While it is hard to replicate museums and art spaces, which undoubtedly contain a unique sense of community and gathering, the ways we have continued to pursue art and artistic interaction during COVID-19 has led to wonderful new avenues of digital creation and accessibility. No longer are people inhibited by entrance fees or obstacles in location - anyone can view and explore art.
Meanwhile, it is not only museums who have been reimagining the way we view art. Artists themselves have had to adapt to having less materials and repurpose their homes into makeshift studios. Maggie Ma, who is an artist and a design student at Carnegie Mellon University, explains that she has had to find art supplies in ordinary objects, turning tissue and cereal boxes into prototypes for her designs. While she admits that her projects have not been able to meet the same standards and quality levels as they would have been in her design studio, Maggie expresses that there is a new focus in quarantine - not to create a perfect final result, but to learn how to accommodate to changing circumstances and gain the skills that go along with that. For her design studio’s final presentation, they had to reimagine how to showcase their work. Not being able to have a physical space for people to walk around and interact in, Maggie’s design studio turned their final projects into a video, with a background audio made from noises that had been recorded in the studio. While different from physical galleries and exhibits, their videos were able to be broadcasted to families and viewers from all over the world via Zoom, again reminding us of the benefits gained from this digital shift.
Roshani Trivedi, an artist and industrial design student at Auburn University, says, “Art and design is all about trying to keep up with what’s happening in the world.” While COVID-19 meant leaving behind the physical studio, Roshani saw her new situation as an opportunity to innovate.
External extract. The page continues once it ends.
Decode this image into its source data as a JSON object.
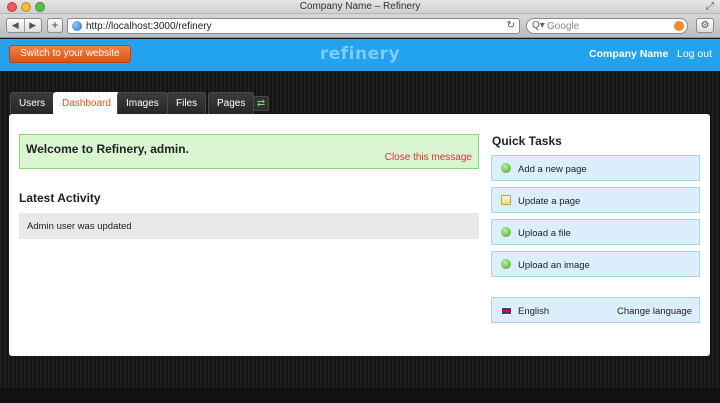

With the context of COVID-19, she worked on a project dedicated to improving related products, using her artistic skills to address questions such as how hand sanitizer dispensers can be more appealing, easier to use, and require less contact.
Although we are going all through a chaotic era in our lives, we have found an outlet and solace in creative expression. Because whether we are building art galleries in Animal Crossing or drawing on recyclables, our innate ability to rebuild and innovate has proven to be relentless.